People in software development are familiar with the phrase “-ilities”. It is actually not a word, but you can google it:
Informally these are sometimes called the “ilities”, from attributes like stability and portability. Qualities — that is non-functional requirements — can be divided into two main categories: Execution qualities, such as security and usability, which are observable at run time.
You may think because it is not a real world, that it is some informal convention, some kind of loose jargon. This is actually not the case, software quality attributes have in fact been formalized in ISO 9126:
Quality attributes are realized non-functional requirements used to evaluate the performance of a system. These are informally called “ilities” after the suffix that of many of the words share. In software architecture, there is a notion of “ilities” that are qualities that are important in evaluating our solutions. Lacking in DL literature is enough of an understanding of how to evaluate quality of a Deep Learning architecture. What then are the “ilities” that are specific to evaluating Deep Learning systems?
Despite the newness of the field, there are 3 main “ilities” that a practitioner should know of:
Expressibility — This quality describes how well a machine can approximate functions. One of first questions that many research papers have tried to answer is “Why does a Deep Learning system need to be Deep?” Another way of saying this is, what is the importance of having multiple layers or a hierarchy of layers. There is some consensus in the literature that deeper networks require less parameters than shallow, wider networks to express the same function. You can find more detail of the various explanations here: http://www.deeplearningpatterns.com/doku.php/hierarchical_abstraction. The measure here appears to be, how few parameters (i.e. weights) do we need to effectively create a function approximator. A related research are here is weight quantization, how few bits does one need and not lose precision.
Trainability — The other kind of research that gets published is on how well can a machine learn. You will find hundreds of papers that all try to out do each other by showing how trainable their system is as compared to the ‘state-of-the-art’. The open theoretical question here is why do these systems even learn at all? The reason this is not obvious is because the work horse of Deep Learning, the stochastic gradient descent (SGD) algorithm, appears absurdly too simplistic to even possibly work! There is a conceptual missing link here that researchers have yet to identify.
Generalizability — This is a quality that describes how well a trained machine can perform predictions on data that it has not seen before. I’ve written about this in more detail in “Rethinking Generalization” where I do describe 5 ways to measure generalization. I think that everyone seems talks about generalization, unfortunately few have a good handle on how to measure it.
In computer science, we do understand expressibility. This is its most general from is the notion of “Turing Completeness” or “Universal Computation” (see: “Simplicity of Universal Machines”. Feed-forward networks and Convolution Networks are for example not turing complete simply because the don’t have memory. What Deep Learning brings to the table that is wildly radical from conventional computer science is the latter two capabilities.

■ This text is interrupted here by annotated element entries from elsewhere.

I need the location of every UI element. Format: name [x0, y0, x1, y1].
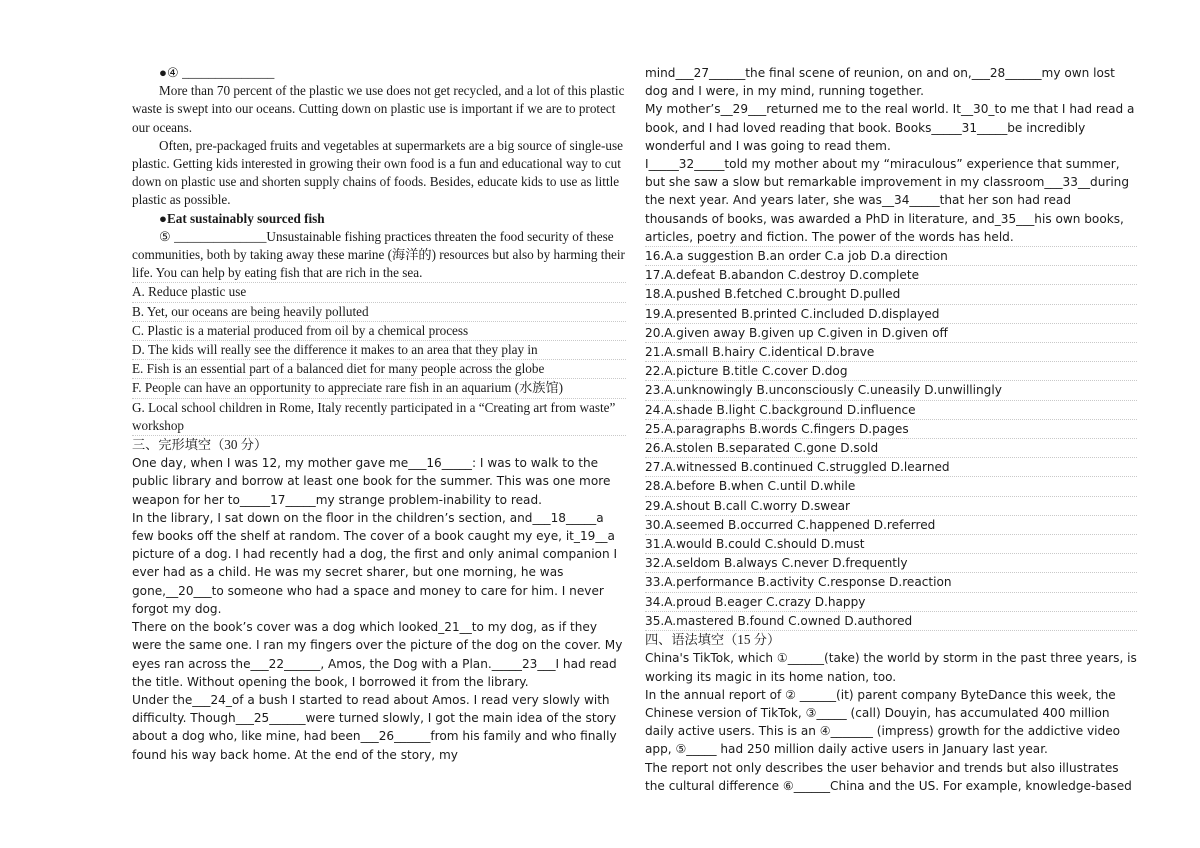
cloze-paragraph: One day, when I was 12, my mother gave me___16_____: I was to walk to the public library and borrow at least one book for the summer. This was one more weapon for her to_____17_____my strange problem-inability to read.	[132, 456, 611, 507]
section-4-heading: 四、语法填空（15 分）	[645, 632, 781, 648]
heading-sustainable-fish: ●Eat sustainably sourced fish	[159, 210, 325, 226]
option-e: E. Fish is an essential part of a balanced diet for many people across the globe	[132, 360, 626, 379]
option-g: G. Local school children in Rome, Italy recently participated in a “Creating art from waste” workshop	[132, 399, 626, 436]
cloze-paragraph: In the library, I sat down on the floor in the children’s section, and___18_____a few books off the shelf at random. The cover of a book caught my eye, it_19__a picture of a dog. I had recently had a dog, the first and only animal companion I ever had as a child. He was my secret sharer, but one morning, he was gone,__20___to someone who had a space and money to care for him. I never forgot my dog.	[132, 510, 618, 616]
option-b: B. Yet, our oceans are being heavily polluted	[132, 303, 626, 322]
paragraph-kids-food: Often, pre-packaged fruits and vegetables at supermarkets are a big source of single-use plastic. Getting kids interested in growing their own food is a fun and educational way to cut down on plastic use and shorten supply chains of foods. Besides, educate kids to use as little plastic as possible.	[132, 137, 623, 208]
question-24: 24.A.shade B.light C.background D.influence	[645, 401, 1137, 420]
question-26: 26.A.stolen B.separated C.gone D.sold	[645, 439, 1137, 458]
option-a: A. Reduce plastic use	[132, 283, 626, 302]
option-c: C. Plastic is a material produced from oil by a chemical process	[132, 322, 626, 341]
question-28: 28.A.before B.when C.until D.while	[645, 477, 1137, 496]
cloze-paragraph: My mother’s__29___returned me to the real world. It__30_to me that I had read a book, and I had loved reading that book. Books_____31_____be incredibly wonderful and I was going to read them.	[645, 102, 1135, 153]
question-32: 32.A.seldom B.always C.never D.frequently	[645, 554, 1137, 573]
question-23: 23.A.unknowingly B.unconsciously C.uneasily D.unwillingly	[645, 381, 1137, 400]
question-34: 34.A.proud B.eager C.crazy D.happy	[645, 593, 1137, 612]
cloze-paragraph: There on the book’s cover was a dog which looked_21__to my dog, as if they were the same one. I ran my fingers over the picture of the dog on the cover. My eyes ran across the___22______, Amos, the Dog with a Plan._____23___I had read the title. Without opening the book, I borrowed it from the library.	[132, 620, 623, 689]
left-column	[132, 64, 626, 764]
item-4-blank: ●④ ______________	[159, 65, 275, 80]
section-3-heading: 三、完形填空（30 分）	[132, 437, 268, 453]
question-25: 25.A.paragraphs B.words C.fingers D.pages	[645, 420, 1137, 439]
option-d: D. The kids will really see the difference it makes to an area that they play in	[132, 341, 626, 360]
option-f: F. People can have an opportunity to appreciate rare fish in an aquarium (水族馆)	[132, 379, 626, 398]
question-35: 35.A.mastered B.found C.owned D.authored	[645, 612, 1137, 631]
right-column	[645, 64, 1137, 795]
paragraph-fishing: ⑤ ______________Unsustainable fishing practices threaten the food security of these communities, both by taking away these marine (海洋的) resources but also by harming their life. You can help by eating fish that are rich in the sea.	[132, 228, 626, 284]
question-20: 20.A.given away B.given up C.given in D.given off	[645, 324, 1137, 343]
question-22: 22.A.picture B.title C.cover D.dog	[645, 362, 1137, 381]
question-29: 29.A.shout B.call C.worry D.swear	[645, 497, 1137, 516]
question-19: 19.A.presented B.printed C.included D.displayed	[645, 305, 1137, 324]
question-17: 17.A.defeat B.abandon C.destroy D.complete	[645, 266, 1137, 285]
cloze-paragraph: I_____32_____told my mother about my “miraculous” experience that summer, but she saw a slow but remarkable improvement in my classroom___33__during the next year. And years later, she was__34_____that her son had read thousands of books, was awarded a PhD in literature, and_35___his own books, articles, poetry and fiction. The power of the words has held.	[645, 155, 1137, 247]
question-30: 30.A.seemed B.occurred C.happened D.referred	[645, 516, 1137, 535]
grammar-paragraph: China's TikTok, which ①______(take) the world by storm in the past three years, is working its magic in its home nation, too.	[645, 651, 1137, 684]
cloze-paragraph: mind___27______the final scene of reunion, on and on,___28______my own lost dog and I were, in my mind, running together.	[645, 66, 1115, 99]
grammar-paragraph: The report not only describes the user behavior and trends but also illustrates the cultural difference ⑥______China and the US. For example, knowledge-based	[645, 760, 1132, 793]
grammar-paragraph: In the annual report of ② ______(it) parent company ByteDance this week, the Chinese version of TikTok, ③_____ (call) Douyin, has accumulated 400 million daily active users. This is an ④_______ (impress) growth for the addictive video app, ⑤_____ had 250 million daily active users in January last year.	[645, 687, 1121, 757]
question-16: 16.A.a suggestion B.an order C.a job D.a direction	[645, 247, 1137, 266]
question-31: 31.A.would B.could C.should D.must	[645, 535, 1137, 554]
paragraph-plastic-waste: More than 70 percent of the plastic we use does not get recycled, and a lot of this plastic waste is swept into our oceans. Cutting down on plastic use is important if we are to protect our oceans.	[132, 83, 625, 135]
cloze-paragraph: Under the___24_of a bush I started to read about Amos. I read very slowly with difficulty. Though___25______were turned slowly, I got the main idea of the story about a dog who, like mine, had been___26______from his family and who finally found his way back home. At the end of the story, my	[132, 692, 617, 762]
question-18: 18.A.pushed B.fetched C.brought D.pulled	[645, 285, 1137, 304]
question-33: 33.A.performance B.activity C.response D.reaction	[645, 573, 1137, 592]
question-21: 21.A.small B.hairy C.identical D.brave	[645, 343, 1137, 362]
question-27: 27.A.witnessed B.continued C.struggled D.learned	[645, 458, 1137, 477]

Trainability, the ability to train a computer, rather than program a computer is a major capability. This is “automating automation”. In other words, you don’t need to provide specific detailed instructions, but rather you just need to provide the machine examples of what it needs to do. We’ve actually seen this before in the difference between imperative versus declarative programming. The difference however in Deep Learning (or Machine Learning), we don’t need to define the rules. The machine is able to discover the rules for itself.
Even better, Generalization implies that if the machine, once trained, encounters situations where it has not been shown an example before, is able to figure out how to make the correct prediction. Generalization implies that even after discovering the rules after training, it is now able to create new rules on its own for unexpected situations. The machine has become more adaptable.
These ilities tie in with the “5 Capability Level of Deep Learning”. At each level we can explore the nature of expressibility, trainability and generalizability we require to achieve that level. So as an example, we can look at machines with the Classification with Memory. What does the additional memory component add to expressibility, trainability and generalizability. In the case for expressibility, we can see that memory permits a machine to perform translation instead of just classification. In terms of trainability, we had to come with additional mechanism to learn how to update memory. Finally, for generalizability we need to use other kind of benchmarks (i.e. BLEU, bAbl) to perform evaluations on this kind of system. At every capability level, we need to re-explore how we achieve each of these 3 ilities.
Ideally we would like to see a framework where one understands how to compose various building blocks driven by an understanding as to how each block contributes to trainability, expressivity or generalization. Deep Learning is still very young in that we have few tools to evaluate the effectiveness of our solutions. Additionally, other ilities such as interpretability, transferability, latency, adversarial stability and security are worth exploring.